Rompimento da dicotomia entre o Direito Público e Direito Privado
Classicamente o direito é dividido em dois grandes grupos: o Direito Público e o Direito Privado. A teoria da dicotomia do direito remete-se ao Direito Romano e serviu como fundamentação teórica para a consolidação da Burguesia durante o período do Estado Liberal. Contudo, na Pós-modernidade a dicotomia não mais se sustenta, e estamos diante da constitucionalização do Direito Civil e da civilização do Direito Constitucional.
Direito Romano
No Direito Romano havia duas grandes divisões: o Jus Publicum e o Jus Privatum.
- O primeiro se ocupava do governo do Estado e das relações entre os cidadãos e o Estado.
- O segundo, o Jus Privatum, tinha por finalidade regular as relações entre os particulares; ele é voltado para a família, sucessão, obrigações e contratos.
Direito na Idade Média
Na Idade Média, com as invasões bárbaras e uma nova condição política em poder dos senhores feudais, a dicotomia deixou de existir. Isso porque, como o senhor feudal era o detentor das terras, acabava por ter uma concentração de poder, tanto na relação com os cidadãs como nas relações de contratos, família etc.
Revolução Francesa
Essa concentração de poder engessava as relações sociais e começou a dificultar que a burguesia se desenvolvesse. Em virtude disso, os movimentos do século XVIII, tal como a Revolução Francesa, com ideais de liberdade, fraternidade e igualdade pregava a retomada da separação entre o que era público e o privado.

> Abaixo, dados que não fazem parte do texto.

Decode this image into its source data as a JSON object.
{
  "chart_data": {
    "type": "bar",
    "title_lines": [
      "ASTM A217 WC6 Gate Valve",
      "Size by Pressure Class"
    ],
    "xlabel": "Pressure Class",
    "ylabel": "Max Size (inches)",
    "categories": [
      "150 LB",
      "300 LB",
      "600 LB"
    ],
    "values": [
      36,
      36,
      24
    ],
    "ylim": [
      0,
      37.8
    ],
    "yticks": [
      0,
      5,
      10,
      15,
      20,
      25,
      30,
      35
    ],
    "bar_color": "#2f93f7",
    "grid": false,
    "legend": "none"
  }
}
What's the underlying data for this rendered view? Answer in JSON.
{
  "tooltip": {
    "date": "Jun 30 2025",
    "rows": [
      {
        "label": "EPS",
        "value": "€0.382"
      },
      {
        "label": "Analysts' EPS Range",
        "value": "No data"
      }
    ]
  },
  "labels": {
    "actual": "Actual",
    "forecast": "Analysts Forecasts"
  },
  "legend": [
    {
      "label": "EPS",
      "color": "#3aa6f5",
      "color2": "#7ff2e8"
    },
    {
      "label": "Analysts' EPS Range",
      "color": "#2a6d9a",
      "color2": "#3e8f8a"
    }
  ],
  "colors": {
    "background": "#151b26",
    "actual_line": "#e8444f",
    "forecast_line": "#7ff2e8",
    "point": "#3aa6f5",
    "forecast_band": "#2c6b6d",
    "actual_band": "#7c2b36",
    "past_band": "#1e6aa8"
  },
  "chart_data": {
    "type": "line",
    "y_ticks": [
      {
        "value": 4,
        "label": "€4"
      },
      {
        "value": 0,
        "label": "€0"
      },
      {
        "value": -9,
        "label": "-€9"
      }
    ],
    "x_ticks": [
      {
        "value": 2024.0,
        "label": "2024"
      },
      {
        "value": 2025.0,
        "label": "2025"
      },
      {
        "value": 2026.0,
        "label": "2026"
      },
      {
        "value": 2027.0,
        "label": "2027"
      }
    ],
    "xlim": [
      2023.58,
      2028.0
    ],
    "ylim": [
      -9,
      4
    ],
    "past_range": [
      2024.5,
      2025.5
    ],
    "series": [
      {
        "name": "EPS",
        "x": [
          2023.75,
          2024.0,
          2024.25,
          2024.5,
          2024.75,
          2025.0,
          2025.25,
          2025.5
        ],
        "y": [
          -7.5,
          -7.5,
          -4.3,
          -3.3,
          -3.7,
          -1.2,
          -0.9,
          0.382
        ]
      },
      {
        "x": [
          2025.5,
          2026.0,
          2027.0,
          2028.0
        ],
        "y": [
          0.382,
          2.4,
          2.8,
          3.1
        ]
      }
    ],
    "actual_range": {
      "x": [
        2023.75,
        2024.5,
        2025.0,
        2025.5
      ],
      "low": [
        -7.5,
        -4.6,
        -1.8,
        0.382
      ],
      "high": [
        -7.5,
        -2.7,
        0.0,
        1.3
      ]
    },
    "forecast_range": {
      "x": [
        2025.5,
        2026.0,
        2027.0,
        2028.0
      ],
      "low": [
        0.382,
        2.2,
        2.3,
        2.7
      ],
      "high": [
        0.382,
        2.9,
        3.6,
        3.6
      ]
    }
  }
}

Nessa formatação, o Estado, responsável pela administração do coletivo, deveria manter a unidade social de forma a interferir o mínimo possível nas relações privadas, principalmente nas relações empresariais e econômicas.
O Direito Público era representado pela participação atuante do Estado, o primado do interesse público, a superioridade da política, o afastamento da economia, a lei como regulamentadora das relações e por uma clara desigualdade entre o Estado e o cidadão.
O Direito Privado, por sua vez, era composto somente por entes privado, o primado pelo interesse privado, com ausência de interesse público, superioridade da economia, afastamento da política, o contrato como lei e a igualdade entre as partes como representativa das relações.
Como consequência da dicotomia, na area privava, houve uma acentuada proteção individual da propriedade, um escessivo formalismo contratual e uma visão patriarcalista na família. Neste sentido Hugo Garcez Duarte sustentou que:
¢ “[…] o direito privado passou a ser encarado como aquele que disciplina a sociedade civil, as relações intersubjetivas e o mundo econômico, enquanto o direito público, passou a ser concebido como ramo do direito que regula, tão-somente, a estrutura, organização e funcionamento do Estado.”[1]
Modelo liberal-burgues
Contudo, novas necessidade surgiram na sociedade e o modelo liberal-burgues não mais era capaz de responder as questões surgentes. Passou-se a ser reivindicado direitos trabalhistas, consumeristas, das mulheres, dos idosos, das minorias como uma forma geral. Também, a relação econômica passou a ter intervenção do Estado com a finalidade de controlar o abuso do poder econômico. O meio ambiente é encarado como um patrimônio de todos e que precisa ser protegido.
Esses novos valores representados na sociedade fizeram com que o direito público e o direito privado se aproximassem, tendo como base a Constituição Federal e os valores constitucionalmente garantidos.
A nova sistemática do direito exige uma administração pública mais eficiente, mais competitiva. Para tanto o Estado assume formas típicas dos entes privados através das sociedade de economia mista e empresas públicas, das parcerias público-privada, ou seja, o Estado passa a exercer a atividade econômica de forma direta.
Na área privada, os princípios e institutos típicos como a liberdade de contratar, a autonomia da vontade e o pacta sunt servanda passaram a ser relidos sob a ótica dos princípios constitucionais da dignidade da pessoa humana, da solidariedade social, da igualdade matéria e da função social.
[1] DUARTE, Hugo Garcez. O direito civil constitucional: em busca de uma eficácia horizontal dos direitos fundamentais. Prisma Jurídico. Vol. 9, N. 1, jan./jun. 2010. São Paulo: Universidade Nove de Julho, 2010, p. 142.